In the basement of St. Pius Church, in the Pilsen neighborhood, people set up a table with 13 chairs. The designated seaters shuffle in, carrying a goblet and a plate of bread. A few people stand outside the pillars acting as stage boundaries, running their lines and learning how to work the props. As the bustling slowly quiets, a narrator’s voice rings, introducing The Last Supper in Spanish.
This year, Good Friday lands on April 18, which is when community members in Pilsen will set up a reenactment of the final moments of Jesus Christ’s life known as the Pilsen Via Crucis. Community members have done this for 48 years. They will don robes, armor and era-appropriate footwear while leading a procession down 18th Street, carrying a huge cross towards St. Pius Church.
Featuring some of the main events in the gospel, this reenactment is one of the biggest events of the year for Nellie Quintana, the lead coordinator of the play. She calls this her Super Bowl.
The team is in its final days of practicing. Since Quintana has been coordinating this event for the past 11 years, she said they are in a “very pressured routine.”
“Right now it’s like, go time,” said Quintana. “It’s getting the press releases out, getting the posters up in the community, talking to the business owners, letting them know we’re gonna shut down the street, talking to the participants, the costumes, the props, making sure that everybody knows their role.”
As a ten-year-old, Quintana joined her mother– also a coordinator–at the Via Crucis practices, seeing how she and others would put up the reenactment.
“I would see the coordinators and what they would do.
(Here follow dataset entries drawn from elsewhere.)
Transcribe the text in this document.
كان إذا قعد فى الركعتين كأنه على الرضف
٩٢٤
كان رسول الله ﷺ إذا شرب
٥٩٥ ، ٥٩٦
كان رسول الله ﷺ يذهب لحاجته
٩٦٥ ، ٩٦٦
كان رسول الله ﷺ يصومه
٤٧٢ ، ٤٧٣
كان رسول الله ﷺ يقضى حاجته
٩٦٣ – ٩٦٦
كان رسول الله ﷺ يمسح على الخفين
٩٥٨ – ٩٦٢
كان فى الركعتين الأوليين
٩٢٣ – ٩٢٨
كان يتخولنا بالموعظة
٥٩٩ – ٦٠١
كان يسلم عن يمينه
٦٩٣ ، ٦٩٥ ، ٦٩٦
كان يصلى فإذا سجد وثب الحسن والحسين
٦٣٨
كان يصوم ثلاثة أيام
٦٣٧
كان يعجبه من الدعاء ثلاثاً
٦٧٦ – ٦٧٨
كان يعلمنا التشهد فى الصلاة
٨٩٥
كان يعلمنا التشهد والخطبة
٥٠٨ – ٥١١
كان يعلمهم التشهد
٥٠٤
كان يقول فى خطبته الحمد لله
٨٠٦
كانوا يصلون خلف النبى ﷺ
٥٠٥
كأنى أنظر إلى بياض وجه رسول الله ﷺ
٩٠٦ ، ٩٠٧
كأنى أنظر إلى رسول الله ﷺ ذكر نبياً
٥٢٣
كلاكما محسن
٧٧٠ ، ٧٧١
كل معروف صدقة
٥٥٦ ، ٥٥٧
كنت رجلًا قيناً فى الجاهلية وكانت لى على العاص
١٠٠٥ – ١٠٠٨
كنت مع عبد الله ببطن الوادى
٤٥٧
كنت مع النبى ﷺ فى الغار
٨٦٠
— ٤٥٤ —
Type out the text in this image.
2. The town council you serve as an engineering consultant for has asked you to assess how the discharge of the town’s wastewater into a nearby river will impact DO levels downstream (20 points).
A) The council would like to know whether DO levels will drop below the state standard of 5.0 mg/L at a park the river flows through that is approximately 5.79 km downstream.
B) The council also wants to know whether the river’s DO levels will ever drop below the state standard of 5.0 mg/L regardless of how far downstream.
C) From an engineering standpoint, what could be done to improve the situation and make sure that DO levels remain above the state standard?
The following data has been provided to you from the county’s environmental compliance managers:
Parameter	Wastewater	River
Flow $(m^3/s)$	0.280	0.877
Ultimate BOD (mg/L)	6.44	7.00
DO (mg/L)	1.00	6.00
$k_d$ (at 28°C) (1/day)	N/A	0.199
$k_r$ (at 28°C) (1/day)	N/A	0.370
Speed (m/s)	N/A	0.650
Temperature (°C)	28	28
So then I was like, ‘I want to help. Let me give, let me help, teach me.’ And so they began teaching me,” said Quintana, who is now 46.
When the former director, Jorge Nieto, passed away in 2014, his family requested Quintana shoulder the responsibility of staging the reenactment.
“Having all these years of me and my curiosity…I picked it up and I brought it to what it is today, along with the team of coordinators and along with all the participants,” said Quintana.
The community spirit is what keeps participants coming back, Quintana said. Even though they all go to different churches across Chicago, they come back to participate in the Via Crucis, or the Way of the Cross, every year.
“We are a church…the true church is a family, is a community that supports each other,” she said. “We give them that sense of community and that importance that they deserve because without them, the Pilsen Via Crucis wouldn’t be living right now.”
Quintana said some people have been attending the Via Crucis and its practices for a number of years, some coming even before they were born, in their parents’ wombs.
While Isaac Barrera did not join from the womb, he had been a visitor of the Via Crucis since he was ten years old. However, it took him more than 20 years before he finally took part in the procession in 2014.
He played Jesus in only the second year he participated. Now, he serves as the director of the play, saying he was “moved” by the experience of portraying Christ.
“I was just in shock and also kind of a little frustrated, I should say, because where was I all this time? How come I didn’t take the time to do this?” Barrera said.
Now, he serves the reenactment by directing it and helping other men in the community portray Jesus.
Given that they only let people portray Christ once, Barrera sees many different versions of the biblical character. He said he wants to “make the people see that Jesus is in everyone.”
“Everyone has something different, and you get to see yourself as well,” he said. “An older guy has a different perspective of Jesus; a younger guy has a different perspective.”
To Barrera, Jesus can be a “regular guy,” someone everyone can relate to.
Like this year’s Jesus, Eduard “Eddie” Bahena, who works as a public adjuster helping people negotiate their insurance claims. He grew up Catholic and has been attending the Via Crucis for as long as he can remember.
Bahena sees his portrayal of Jesus Christ as a way to serve a “bigger purpose” and to “live life the way Jesus would have wanted” him to.
“I’m a huge community advocate and church advocate as well,” said Bahena. “If I could do something to help somebody or be out there and just assist them in any way possible, I will.”
This is his first year participating in the Via Crucis. While learning the scripts has been nerve-wracking, he said, this has been a “personal journey” for him.
“I do look to become a better person, not just for myself, but everybody else around myself,” Bahena said.
Everyone who plays Jesus has a personal experience in doing so, Quintana said. Some of those who portray him are not even able to define or verbalize their experience.
Others who take part in this reenactment come from neighbourhoods beyond Pilsen, some taking the bus or trains to make it in time for practices, she said.
This will be the 48th year that the Pilsen Via Crucis procession will take place. Quintana said that after every rollercoaster journey of putting up the performance, it ends in a physical and “spiritual relief.”
“On Good Friday, when you see the crowd praying in silence together, makes it all worth it, because we are one community,” said Quintana. “It’s not just Pilsen. It’s beyond the borders of Pilsen.”